Para além do aparente delírio existencialista e paranoico, o ponto central do artigo de Karaganov mostra que a Rússia é uma potência nuclear em sérias dificuldades na Ucrânia. É a arma do fraco e não do forte, como ilustram as suas tiradas sobre a intervenção divina para instilar medo nos homens para que deixem de se guerrear em conflitos mundiais. Com a ameaça nuclear, pretende salvar não só a Rússia mas também o mundo de cinco séculos de colonialismo e a própria humanidade. E assim, pôr em prática um redirecionamento prioritário do país para a Ásia e em particular para a China.
A propósito de Beijing, percebemos também a fraqueza do país. Em jeito subserviente, Karaganov perspetiva o seu apoio à China contra os Estados Unidos e a compreensão do Império do Meio para as suas opções bélicas, porque, no final, todos beneficiariam, num futuro descrito de forma evasiva e pseudoinclusivo, a nível mundial (até os ocidentais beneficiariam do caminho da redenção, seja ela terrestre ou já no Além).
Quem é Karaganov e para quem fala? Ele retoma aqui a sua ideia de “Grande Eurásia”, desenvolvida desde 2015, abandonando a “Grande Europa” promovida em 2010. No contexto de guerra na Ucrânia, vista como uma guerrilha, Moscovo deve consumar rapidamente uma vitória de modo a concretizar o desígnio imperativo de se focar no leste da Eurásia.
Karaganov é um ideólogo influente do Kremlin mas surge também como um oportunista que se vai adaptando às circunstâncias. Se por um lado o seu texto não pode ser levado a sério enquanto ameaça efetiva de recurso à força nuclear, por outro lado a sua opinião vai ao encontro de uma relevante franja da população. Para os “patriotas Z” existem muitas justificações para a agressão russa da Ucrânia. A letra “Z”, em latim, proliferou como símbolo de um patriotismo exacerbado de apoio à “operação especial” russa na Ucrânia.
Num país em que, usando uma expressão russa, “a televisão derrotou o frigorífico”, as sanções não só não afetam uma população habituada a crises e perdas e a viver em modo de sobrevivência como, em contexto de forte propaganda fascista, fomentam o sentimento antiocidental. Mesmo não sendo um “patriota Z”, nas grandes metrópoles pouco se sente da guerra, existe apatia social e os oportunismos económicos surgem no lugar deixado vago por aqueles que partem.

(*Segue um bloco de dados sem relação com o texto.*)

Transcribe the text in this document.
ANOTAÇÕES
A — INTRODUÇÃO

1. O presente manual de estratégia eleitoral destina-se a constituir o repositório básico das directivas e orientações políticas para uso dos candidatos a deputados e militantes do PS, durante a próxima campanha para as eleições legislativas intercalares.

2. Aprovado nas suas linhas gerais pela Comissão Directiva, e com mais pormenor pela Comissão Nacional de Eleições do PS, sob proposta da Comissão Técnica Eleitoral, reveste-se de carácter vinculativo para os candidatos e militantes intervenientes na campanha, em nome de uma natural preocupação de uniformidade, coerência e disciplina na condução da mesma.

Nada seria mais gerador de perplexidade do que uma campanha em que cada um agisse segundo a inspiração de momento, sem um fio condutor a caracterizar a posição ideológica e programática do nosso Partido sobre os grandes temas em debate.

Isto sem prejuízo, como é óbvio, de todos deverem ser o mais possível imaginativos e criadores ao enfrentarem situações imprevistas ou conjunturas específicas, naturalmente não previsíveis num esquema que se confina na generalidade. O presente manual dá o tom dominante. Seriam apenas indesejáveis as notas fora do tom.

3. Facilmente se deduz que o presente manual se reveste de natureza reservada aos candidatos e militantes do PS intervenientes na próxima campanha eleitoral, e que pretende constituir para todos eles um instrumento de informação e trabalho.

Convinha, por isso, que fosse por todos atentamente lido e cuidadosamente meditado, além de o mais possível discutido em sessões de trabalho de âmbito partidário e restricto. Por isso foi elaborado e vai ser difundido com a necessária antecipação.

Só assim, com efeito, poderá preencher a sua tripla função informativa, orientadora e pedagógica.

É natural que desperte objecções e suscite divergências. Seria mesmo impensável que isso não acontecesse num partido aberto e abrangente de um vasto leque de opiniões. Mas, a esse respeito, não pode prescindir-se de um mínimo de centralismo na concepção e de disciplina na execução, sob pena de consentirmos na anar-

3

O “Kissinger” russo não se preocupa com as populações, mas com os grandes equilíbrios de poder mundial, e lembra que a Rússia ainda é uma grande potência, porque tem fogo nuclear e é útil à China na sua rota hegemónica contra Washington, tirando benefícios de tal alinhamento. O verdadeiro Kissinger, antigo secretário de Estado norte-americano, fez polémica no verão passado quando preconizava cedências ucranianas para um desfecho rápido da guerra e que não fosse uma derrota decisiva para Moscovo. A chantagem nuclear visa permitir este resultado e reforçar os objetivos imperialistas de um regime fascista.